Both women have won Labor seats this election that were previously held by Liberal MPs. And both have now joined Hack host Tom Tilley in the studio for their Let’s Talk™ appointments.
Here’s what we learned about Anne Aly at the beginning of her career in Federal politics.
She didn’t expect to become a politician
On ABC's Q&A last year, Dr Anne Aly said that part of a politician’s job was learning how to “lie”.
Anne Aly told Hack that she hopes to prove her own criticism wrong.
“Well I’m hoping that I’m not going to be one of those politicians,” Dr Aly said.
“If you had said to me back then that I was going to have a career in politics I would have said ‘no way, not touching it with a ten foot pole’. But it did get to a situation in the work that I do where it got to the point where I just thought, 'I need to make change from the inside, something needs to change.'
“And what needs to change is political will. And the offer came up to run for this seat, it was a marginal seat, and I thought, 'maybe this is a sign? Maybe I can make change from the inside'.”
Supports taking away passports from people intending to fight overseas
Anne Aly has previously criticised the Government’s plan to take passports away from Australians intending to fight overseas, saying local intervention after-the-fact would be needed.
“I never thought it was a bad idea, I think it’s a good thing to take away the passports,” Anne Aly said on Hack.

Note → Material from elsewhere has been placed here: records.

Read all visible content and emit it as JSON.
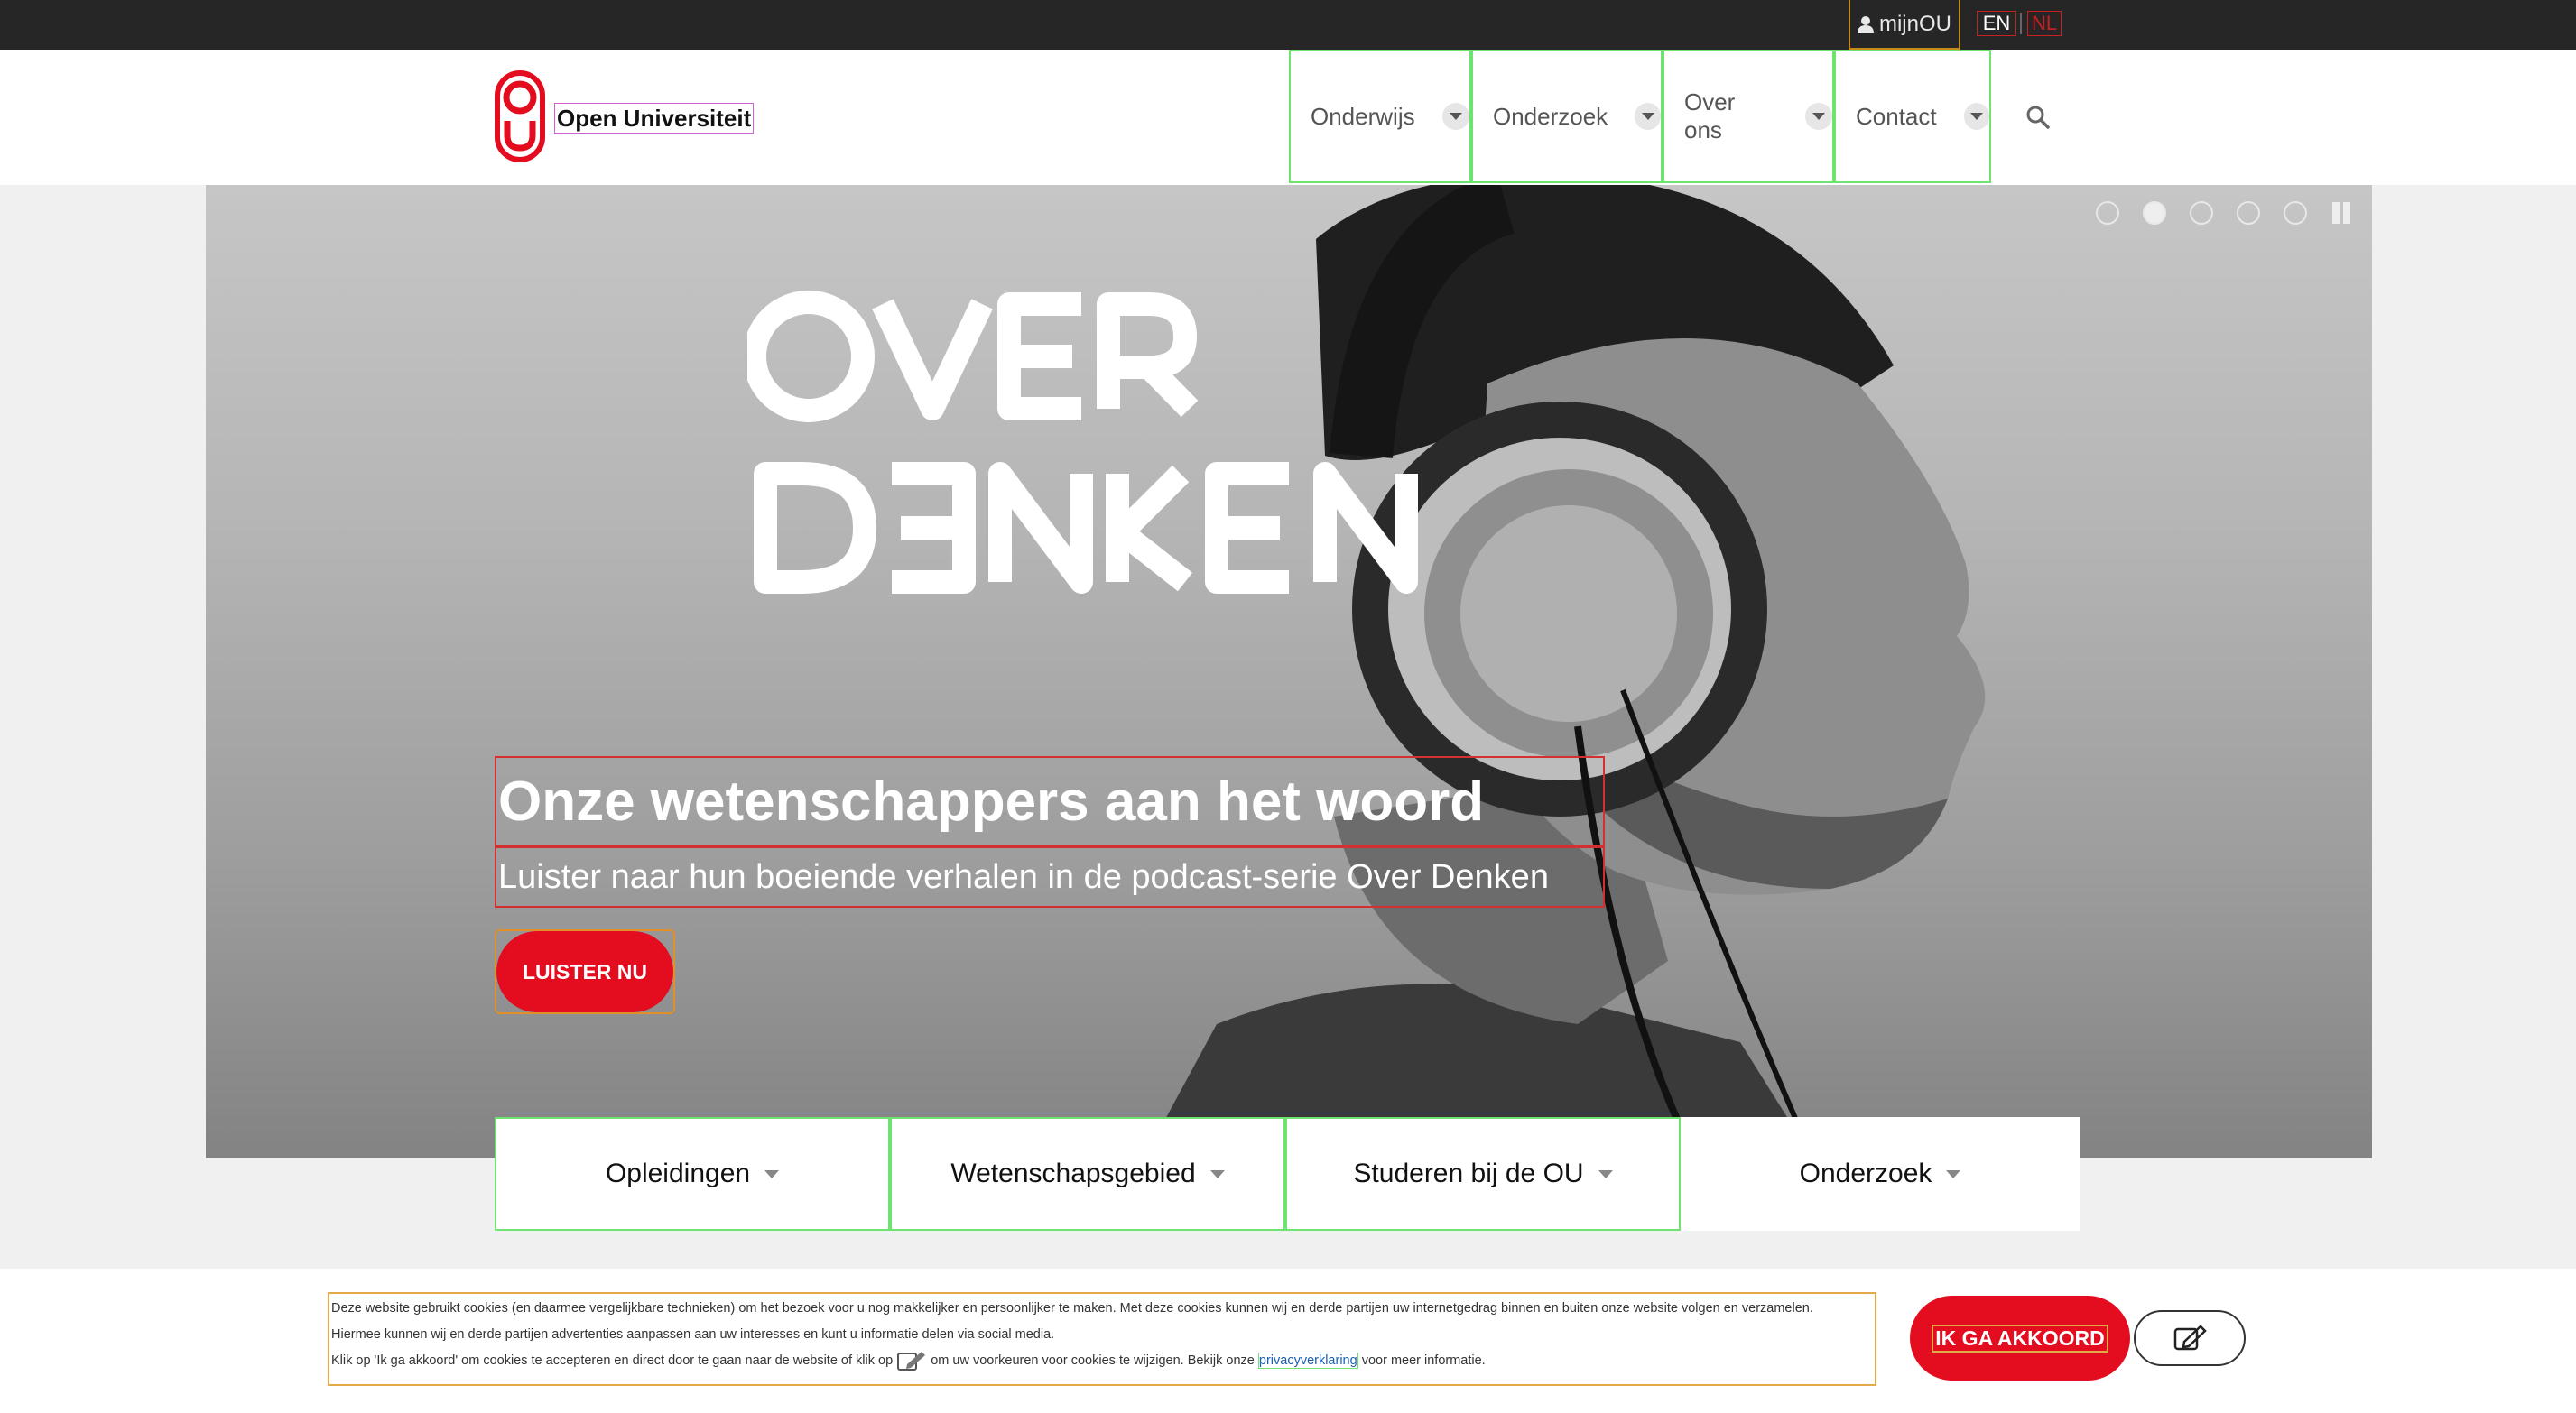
{
  "topbar": {
    "account_label": "mijnOU",
    "languages": [
      "EN",
      "NL"
    ]
  },
  "header": {
    "logo_text": "Open Universiteit",
    "nav": [
      "Onderwijs",
      "Onderzoek",
      "Over ons",
      "Contact"
    ]
  },
  "hero": {
    "title": "Onze wetenschappers aan het woord",
    "subtitle": "Luister naar hun boeiende verhalen in de podcast-serie Over Denken",
    "button": "LUISTER NU",
    "slides_total": 5,
    "active_slide": 2
  },
  "tiles": [
    "Opleidingen",
    "Wetenschapsgebied",
    "Studeren bij de OU",
    "Onderzoek"
  ],
  "cookie": {
    "line1": "Deze website gebruikt cookies (en daarmee vergelijkbare technieken) om het bezoek voor u nog makkelijker en persoonlijker te maken. Met deze cookies kunnen wij en derde partijen uw internetgedrag binnen en buiten onze website volgen en verzamelen.",
    "line2": "Hiermee kunnen wij en derde partijen advertenties aanpassen aan uw interesses en kunt u informatie delen via social media.",
    "line3a": "Klik op 'Ik ga akkoord' om cookies te accepteren en direct door te gaan naar de website of klik op",
    "line3b": "om uw voorkeuren voor cookies te wijzigen. Bekijk onze",
    "privacy_link": "privacyverklaring",
    "line3c": "voor meer informatie.",
    "accept_button": "IK GA AKKOORD"
  },
  "colors": {
    "brand_red": "#e30d1f",
    "topbar": "#262626"
  }
}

“What my criticism of that is, that if you take away the passports, all very well and good but let’s have something in place for those that are left here. Because they can’t travel and those who have a pathway to violence, and ensuring that that pathway to violence isn’t then turned to violence within Australia. And indeed that’s what we’ve seen, if you look at the arrests over the past couple years of young people who are planning terrorist attacks.
"And most of them, if not all of them have had their passports taken away. So it's all very well and good to have their passports taken away, yes we can absolutely support that, but let’s look at where there are gaps, and the gaps that that creates. And develop interventions and programs to fill those gaps.”
She expects to face off with Pauline Hanson
Is Anne Aly excited about the prospect of sharing the corridors of power with One Nation leader Pauline Hanson, who has called for a royal commission into Islam?
“I don’t know about ‘excited’ about it, I don’t know about 'excited', Tom,” Anne Aly said.
But does Anne Aly expect to face off with Pauline Hanson in Parliament?
“I’m sure we will. I’m actually looking forward to it, because you know, if enough Australians have voted for One Nation to be in the Senate, then it certainly means that people want this discussed.
“So let’s have the discussion, let’s have a robust discussion, let’s ensure that discussion is respectful, that it’s based on fact, that it’s informed.
Anne Aly also didn’t accept Pauline Hanson’s claims that Halal Certification is used to fund terrorism.
“ASIO certainly doesn’t think so. They’ve done a report, they’ve done an investigation, and they’ve said no. Unless [Pauline Hanson] knows something that ASIO doesn’t, absolutely not.”
She thinks we need a more informed debate on wearing the burqa in Parliament
“These debates periodically raise their heads. And I’m constantly left quite flabbergasted at how it is, in this day and age, still continue to talk about what women wear.
"Surely, as a progressive nation, we’ve accepted that what a woman wears is her choice. Is her right to wear.
"I think that discussion needs to be had among Muslim women about what these forms of clothing actually represent, and what they actually mean to Muslim women.”